Camping hat sich in Deutschland von einem Nischenphänomen zu einer tragenden Säule der Tourismuswirtschaft entwickelt. Der aktuelle Branchenbericht des BVCD belegt, dass mittlerweile jede elfte touristische Übernachtung in der Bundesrepublik auf einem Campingplatz stattfindet. Mit einem Rekordwert von über 42,9 Millionen Übernachtungen (2024) und einer Bruttowertschöpfung von rund 20,8 Milliarden Euro hat das Segment eine signifikante ökonomische Relevanz erreicht.

Camping: Die beliebtesten Regionen
Diese starke Marktposition stützt sich auf eine breite Infrastruktur von mittlerweile über 3.200 Campingplätzen im gesamten Bundesgebiet. Die konstant hohen Übernachtungszahlen der Jahre 2023 bis 2025 unterstreichen laut BVCD die enorme Relevanz dieser Unterkunftsform für den touristischen Gesamtmarkt. Die Nachfrage konzentriert sich dabei stark auf etablierte Urlaubsregionen wie die Nord- und Ostseeküste sowie die Gebiete um Bodensee und Allgäu.

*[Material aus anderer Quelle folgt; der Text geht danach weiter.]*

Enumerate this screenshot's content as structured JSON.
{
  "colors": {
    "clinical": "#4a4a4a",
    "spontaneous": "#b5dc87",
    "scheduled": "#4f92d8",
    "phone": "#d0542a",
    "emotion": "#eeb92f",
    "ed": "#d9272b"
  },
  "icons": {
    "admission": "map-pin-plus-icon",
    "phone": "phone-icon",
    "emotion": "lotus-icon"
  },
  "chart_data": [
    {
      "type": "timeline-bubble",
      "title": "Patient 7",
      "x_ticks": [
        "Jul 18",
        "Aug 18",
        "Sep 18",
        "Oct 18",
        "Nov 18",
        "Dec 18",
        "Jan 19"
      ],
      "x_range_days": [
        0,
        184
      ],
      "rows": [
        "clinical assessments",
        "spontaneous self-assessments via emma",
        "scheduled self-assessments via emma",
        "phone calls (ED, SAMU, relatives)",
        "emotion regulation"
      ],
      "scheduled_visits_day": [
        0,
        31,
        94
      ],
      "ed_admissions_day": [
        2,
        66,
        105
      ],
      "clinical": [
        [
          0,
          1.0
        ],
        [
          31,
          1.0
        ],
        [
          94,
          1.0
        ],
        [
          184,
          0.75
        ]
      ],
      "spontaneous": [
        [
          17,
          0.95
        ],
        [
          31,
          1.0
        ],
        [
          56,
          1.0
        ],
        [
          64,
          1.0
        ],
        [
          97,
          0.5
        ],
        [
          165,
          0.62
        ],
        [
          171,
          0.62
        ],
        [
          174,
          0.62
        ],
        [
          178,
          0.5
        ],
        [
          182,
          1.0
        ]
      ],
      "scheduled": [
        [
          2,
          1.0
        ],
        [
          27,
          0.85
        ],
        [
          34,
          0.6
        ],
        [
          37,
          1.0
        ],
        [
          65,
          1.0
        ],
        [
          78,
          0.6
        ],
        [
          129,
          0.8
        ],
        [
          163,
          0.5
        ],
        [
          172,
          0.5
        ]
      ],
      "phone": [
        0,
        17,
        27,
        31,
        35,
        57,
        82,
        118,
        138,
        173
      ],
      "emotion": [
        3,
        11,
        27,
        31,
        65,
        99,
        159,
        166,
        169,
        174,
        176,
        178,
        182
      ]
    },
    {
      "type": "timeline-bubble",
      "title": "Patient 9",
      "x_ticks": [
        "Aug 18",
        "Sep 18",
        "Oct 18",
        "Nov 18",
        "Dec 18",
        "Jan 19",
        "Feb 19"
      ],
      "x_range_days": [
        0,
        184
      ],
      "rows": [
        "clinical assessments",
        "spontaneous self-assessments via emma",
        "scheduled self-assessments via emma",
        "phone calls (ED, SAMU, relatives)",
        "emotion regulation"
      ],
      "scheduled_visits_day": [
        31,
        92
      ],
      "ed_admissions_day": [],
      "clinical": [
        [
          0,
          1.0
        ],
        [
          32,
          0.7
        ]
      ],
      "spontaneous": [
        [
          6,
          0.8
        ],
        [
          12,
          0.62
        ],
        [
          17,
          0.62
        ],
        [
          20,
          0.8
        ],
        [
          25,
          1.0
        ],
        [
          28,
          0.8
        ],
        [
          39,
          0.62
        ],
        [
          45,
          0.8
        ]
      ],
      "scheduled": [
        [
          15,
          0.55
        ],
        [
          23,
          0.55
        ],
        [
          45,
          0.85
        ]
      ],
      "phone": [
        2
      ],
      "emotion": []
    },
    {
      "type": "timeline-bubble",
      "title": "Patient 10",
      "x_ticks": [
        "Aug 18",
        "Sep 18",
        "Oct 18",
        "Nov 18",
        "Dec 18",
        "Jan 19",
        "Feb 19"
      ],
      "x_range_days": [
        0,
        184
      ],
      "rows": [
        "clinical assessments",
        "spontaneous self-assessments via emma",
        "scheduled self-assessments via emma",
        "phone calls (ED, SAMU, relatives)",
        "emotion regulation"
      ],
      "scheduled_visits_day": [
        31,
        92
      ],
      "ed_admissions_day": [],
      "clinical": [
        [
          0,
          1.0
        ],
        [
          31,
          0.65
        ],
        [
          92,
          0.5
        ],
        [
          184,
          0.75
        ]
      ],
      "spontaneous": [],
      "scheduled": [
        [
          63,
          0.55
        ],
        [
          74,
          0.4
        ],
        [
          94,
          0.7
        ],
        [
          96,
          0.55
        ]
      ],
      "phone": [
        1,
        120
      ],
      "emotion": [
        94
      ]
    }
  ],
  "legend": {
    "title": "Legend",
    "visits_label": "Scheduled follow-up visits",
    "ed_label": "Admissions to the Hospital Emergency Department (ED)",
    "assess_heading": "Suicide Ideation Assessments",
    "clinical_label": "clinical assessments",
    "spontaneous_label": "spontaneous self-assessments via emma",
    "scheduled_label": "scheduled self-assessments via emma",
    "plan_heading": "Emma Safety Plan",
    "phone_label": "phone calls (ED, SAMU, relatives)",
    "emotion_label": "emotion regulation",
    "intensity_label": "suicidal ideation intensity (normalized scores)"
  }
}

Der Schwarzwald positionierte sich zudem als beliebtestes Ziel für ausländische Camper. Aufgrund der hohen Frequentierung in diesen Kernregionen ist eine frühzeitige Buchung für die Hauptsaison 2026 oft unumgänglich. Eine bemerkenswerte Dynamik abseits der klassischen Pfade zeigten im Sommer 2025 Nordrhein-Westfalen und das Saarland, die mit jeweils über zehn Prozent Zuwachs als Wachstumschampions der Saison gelten.
Demografischer Wandel und hohe Kaufkraft
Ein wesentlicher Grund für die Popularität ist der Wandel der Zielgruppe. Entgegen veralteter Klischees ist Camping besonders bei den 30- bis 39-Jährigen beliebt, die rund 37 Prozent der Buchenden ausmachen. Zudem zeigt die Statistik, dass 45 Prozent der Campinggäste dem oberen Einkommensdrittel angehören. Diese kaufkräftige Gruppe sucht die Kombination aus naturnahem Erleben und hoher Flexibilität. Die Branche profitiert hierbei von dem Trend zur Individualisierung, da Gäste zwischen Zelt, modernem Reisemobil oder festen Mietunterkünften wie Tiny Houses wählen können.
Camping: Infrastruktur als Erfolgsfaktor
Die hohe Beliebtheit wird zudem durch die kontinuierliche Modernisierung der deutschen Campingplätze gestützt. Investitionen fließen verstärkt in hochwertige Sanitäranlagen und digitale Infrastruktur. Der Bericht hebt hervor, dass Deutschland im europäischen Vergleich zwar preislich gestiegen ist, mit durchschnittlich 40 Euro pro Nacht (kleine Plätze: 37,50€, mittelgroße: 39,50€, große: 42,50€) aber immer noch als wettbewerbsfähig gilt. Die Kombination aus Sicherheit im Inland, kurzen Anreisezeiten und einem dichten Netz von über 3.100 Plätzen macht Deutschland zum Ziel Nummer eins für inländische Camper.